I've already done sentimental and treacly when it comes to Buster Posey. There shouldn't be a point in hitting that same gong over and over again. You get it. He's good, he's on the Giants, and he's as close to personally responsible for the Giants winning the World Series as almost any player can get.
But hearing Posey's name announced over the radio, seeing a picture of him on the field, listening to a play-by-play account of his return … this whole injury thing is something Giants fans will never explain properly to non-Giants fans. It's something that we'll never be able to explain properly to future Giants fans. I've read about what it was like to watch Willie Mays, I've seen the videos, and I've read the biographies, but I'll never get it. There will never be a way where I can feel the same connection to Willie Mays as does someone who was watching him zip around the Polo Grounds in '54.

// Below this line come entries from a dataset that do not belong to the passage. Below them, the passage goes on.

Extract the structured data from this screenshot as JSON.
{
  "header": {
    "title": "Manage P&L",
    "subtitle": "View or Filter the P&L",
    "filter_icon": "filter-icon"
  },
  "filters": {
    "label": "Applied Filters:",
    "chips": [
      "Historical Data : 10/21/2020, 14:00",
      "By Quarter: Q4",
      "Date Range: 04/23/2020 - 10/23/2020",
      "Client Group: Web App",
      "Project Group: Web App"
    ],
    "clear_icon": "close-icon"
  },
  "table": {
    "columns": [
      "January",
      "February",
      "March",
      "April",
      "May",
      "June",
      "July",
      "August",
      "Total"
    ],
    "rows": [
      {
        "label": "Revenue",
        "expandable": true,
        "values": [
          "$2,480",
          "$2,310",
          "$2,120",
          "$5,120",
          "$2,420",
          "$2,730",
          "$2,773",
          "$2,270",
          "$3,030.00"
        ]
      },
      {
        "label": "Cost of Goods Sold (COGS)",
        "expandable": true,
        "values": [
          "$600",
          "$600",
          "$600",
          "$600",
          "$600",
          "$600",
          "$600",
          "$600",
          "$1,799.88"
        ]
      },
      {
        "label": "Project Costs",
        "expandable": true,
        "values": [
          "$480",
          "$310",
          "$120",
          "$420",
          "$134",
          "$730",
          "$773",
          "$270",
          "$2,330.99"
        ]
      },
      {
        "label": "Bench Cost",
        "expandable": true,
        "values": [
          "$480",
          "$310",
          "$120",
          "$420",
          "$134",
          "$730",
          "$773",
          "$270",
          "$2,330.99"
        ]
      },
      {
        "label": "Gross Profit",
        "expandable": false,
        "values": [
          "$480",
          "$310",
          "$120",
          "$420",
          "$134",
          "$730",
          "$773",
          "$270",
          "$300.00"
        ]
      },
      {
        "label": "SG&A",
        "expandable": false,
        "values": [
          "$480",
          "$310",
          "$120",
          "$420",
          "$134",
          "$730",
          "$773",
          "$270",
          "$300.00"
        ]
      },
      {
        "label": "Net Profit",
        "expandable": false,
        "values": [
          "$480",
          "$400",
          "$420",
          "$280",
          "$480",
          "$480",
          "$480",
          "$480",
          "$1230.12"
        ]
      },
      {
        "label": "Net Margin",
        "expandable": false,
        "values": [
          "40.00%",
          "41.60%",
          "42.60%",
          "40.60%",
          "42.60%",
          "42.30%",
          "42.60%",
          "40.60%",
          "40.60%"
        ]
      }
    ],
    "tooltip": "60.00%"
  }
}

That isn't to compare Posey to Mays. I'm high on fumes from Posey's return, but I'm not an idiot. But I don't think it's too sacrilegious to compare how hard it will be to explain your fanaticism to people who didn't get to see it. I don't dislike Bengie Molina at all -- I still get a little misty when I watch him tear up as he's introduced in Game 1 of the 2010 World Series -- but he wasn't an easy baseball player to watch, and he played for Giants teams that weren't easy to watch. He was not the Platonic ideal of a baseball player. His teams were not the Platonic ideal of a baseball team.
Posey was. The 2010 Giants were. Posey came up, did everything a baseball player was supposed to do, and the Giants did something I honestly never thought they'd do in my lifetime. There were a lot of chapters to the story, but the spine was all Buster Posey. The Giants had to lose a lot of games to be in a position to draft Posey. I watched every one. And when he came up (on the same day that the Giants signed Pat Burrell), it was … hell, I don't know how to put it. It was like somebody blew on the Nintendo cartridge in my baseball-loving soul. Wait, that's stupid. I'll come back to that one.
The post-Bonds morass was finally gone when Posey arrived. Even if the Giants didn't win the World Series, there still would have been a connection. But they also won the World Series. So even if Posey is forced to move to first base in the near future, even if he turns into a two-WAR player whose best comp is a right-handed Sean Casey, he'll still be one of the most popular Giants players of all-time.
And if that happens, in 40 years some snot-nosed little turd will be looking up 4-D WAR with his gammaphone and mind-typing things like "Posey wasn't really that good according to this, y'all." And a few of the people who were around to watch Posey will frame the kid for murder. They'll have no choice. Posey is interwoven with the fabric of our Giants -- the specific era of Giants baseball with which most of us will identify most in our lifetime -- in ways we'll never be able to explain without seeming creepy and overzealous.
That's why today is a good day. Buster Posey went 0-1. A runner stole a base on him. You're still cleared to stare at the box score for a while and read all of the post-game recaps, even if you know exactly what they're going to say. You get it. I get it. No one else will get it. Accept it and appreciate it. And welcome back, Buster Posey. Damn, it feels good to type that.